This is my personal Book of Shadows. If you find it useful or helpful in any capacity, please consider buying me a Coffee.

Adding Blinders For Outsiders

1. Omission

Let’s say you always place a bowl of roses on your altar for your entity of choice, and that entity responds by surrounding you with the smell of lavender instead. This becomes an established ‘thing’ between the two of you: You place roses, they place lavender. Instead of writing that, however, you instead say that you place the roses and the air fills with “that welcoming scent”.

By intentionally leaving out an uncommon detail and allowing your readers to follow the lead you have given, you’ve created a password between you and your entity. And if anyone is trying to claim they have personal information about / from your beloved entity, you can use that to vet them; anyone trying to impersonate your beloved entity is most likely going to return the smell of roses in return for the roses you have placed. Wrong response- and anyone trying to say they are speaking on your behalf without having that tell (AND your explicit permission) is someone that needs to be called out.

Other types of omission: If there is a certain number of things that are always present when you are doing a thing, leave that specific number out. If there is a specific thing that is always present but is not necessary to talk about when discussing the topic (smell, the way the candle flame moves, a particular way the horsing person moves when ridden, any consistent observation that proves to you that this is happening), then don’t talk about it.

If something is highly personal to you, no matter how mundane and droll you may think it is, then don’t talk about it. You reveal only as much of yourself as you want to. It is not your responsibility to entertain the world or to be an example to those that try to follow you.

2. Distraction

Sometimes you can’t help but mention an important and personal thing if you are writing up your experiences. But all the audience knows of that thing is what you say of it, so if you downplay its importance to you while placing something else on the pedestal instead, and you can create a distracting tell.

So now my assistant is going to plunge this dagger into the top of the box! Oh, that’s a hard box to pierce, isn’t it! (Assistant agrees.) Let me put this very important bauble in my pocket and help keep the attention on the not very important box! And if someone’s going to use your words against you, they will choose those things that you have identified as important, here.

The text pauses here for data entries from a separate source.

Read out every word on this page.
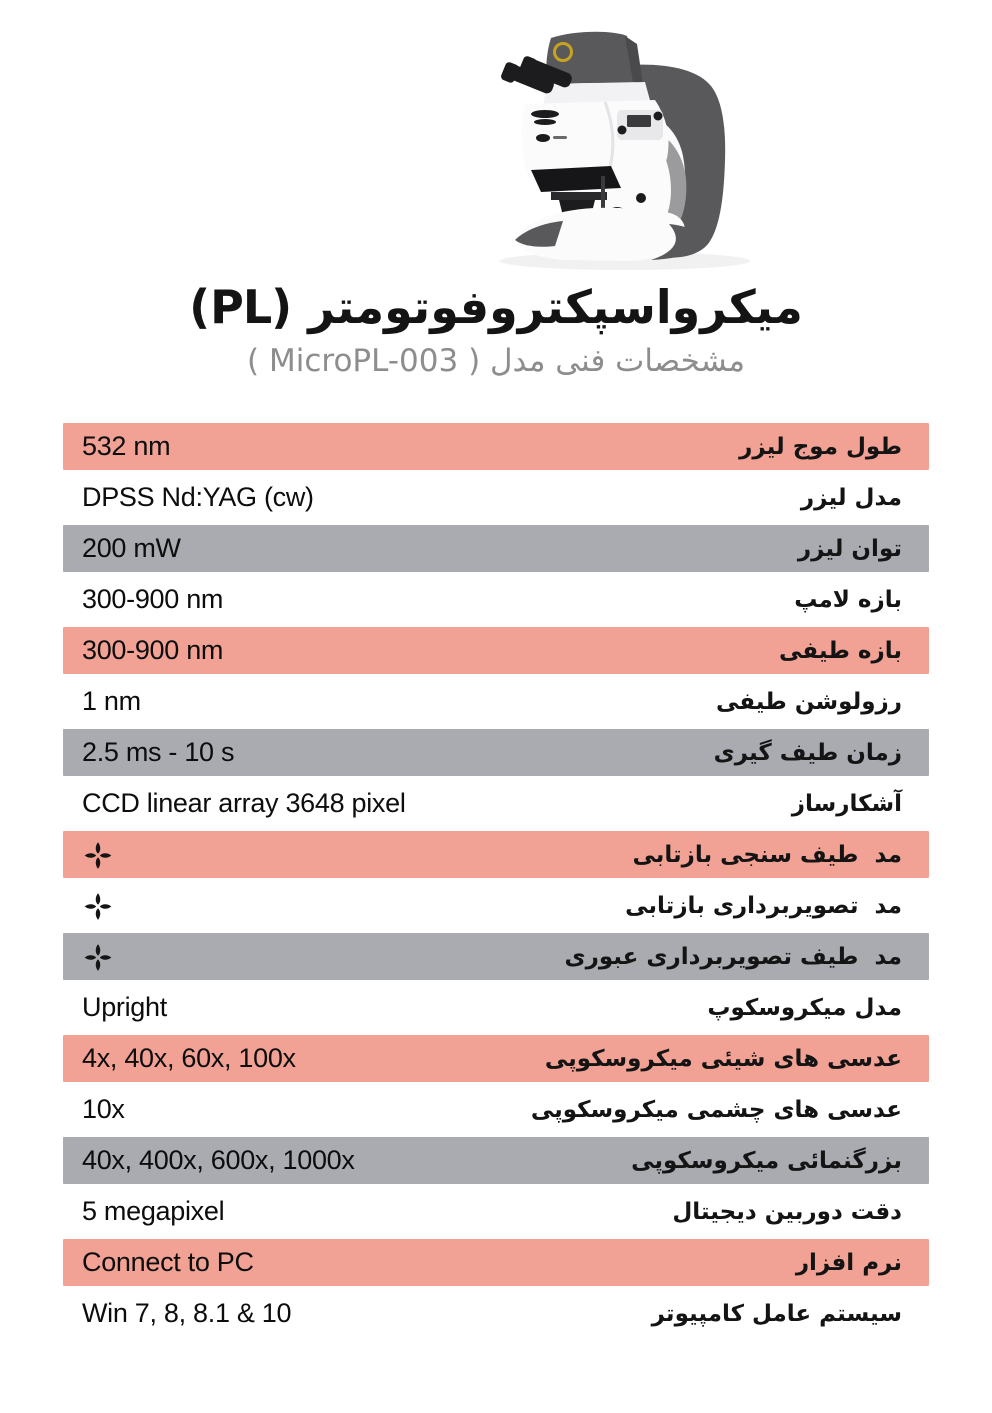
میکرواسپکتروفوتومتر (PL)
مشخصات فنی مدل ( MicroPL-003 )
طول موج لیزر
532 nm
مدل لیزر
DPSS Nd:YAG (cw)
توان لیزر
200 mW
بازه لامپ
300-900 nm
بازه طیفی
300-900 nm
رزولوشن طیفی
1 nm
زمان طیف گیری
2.5 ms - 10 s
آشکارساز
CCD linear array 3648 pixel
مد  طیف سنجی بازتابی
مد  تصویربرداری بازتابی
مد  طیف تصویربرداری عبوری
مدل میکروسکوپ
Upright
عدسی های شیئی میکروسکوپی
4x, 40x, 60x, 100x
عدسی های چشمی میکروسکوپی
10x
بزرگنمائی میکروسکوپی
40x, 400x, 600x, 1000x
دقت دوربین دیجیتال
5 megapixel
نرم افزار
Connect to PC
سیستم عامل کامپیوتر
Win 7, 8, 8.1 & 10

And if they say they have knowledge of what is inside the box, then you know they’re full of shit because the box is the prop you placed.

Just in case someone guesses lucky and identifies the bauble as important, combine Distraction with Omission and withhold a detail about the bauble as you turn attention to the box. Then, because you didn’t divulge the bauble is really a set of three stones, that lucky guesser will exhaust their luck and say it is only one.

3. Substitution

You leave white roses on the altar, write that you left red instead. If you are told to eat a spoon of honey, write that you eat a spoon of sugar; it doesn’t matter if the thing you are substituting is effectively minor and insignificant. If it bothers you that much, don’t reveal it at all.

4. Direct Falsehood

Just like how certain map makers will create a fictional town and look for it in their competitor’s maps to see if the data was stolen- or how dictionary apps have fake words for the same purpose, add a false detail to your rendition: If you take three steps, make a certain gesture, then take three more as you approach your altar? Write that you start with another gesture, or that you turn around before walking forward, or that you prostrate yourself in the middle gesture.

The lie you insert has no real bearing on the overall impact of what you have written. Instead it acts as a reverse passcode. Only those that know to leave it out will proceed correctly, and everyone else trying to use it to gain entry will fail. Who will know to leave it out? Only those you trust with it- and you should choose who you trust carefully.

That being said: If you are oathbound to say the thing plainly, then say the thing plainly. If you are oathbound to not reveal a thing, then DO NOT REVEAL THE THING- not even in code and cumbersome words. And if you are unsure if to write about it at all, then simply don’t. Keep it silent, and keep it safe.

All in all, though, it is your choice what to write publicly, if you write at all. But you are never required to reveal everything you know about everything you have experienced. You are never required to strip yourself naked to prove anything to anybody. Think carefully then, what you choose to write about, and what means of challenging would be imposters and intruders you will have to defend yourself with.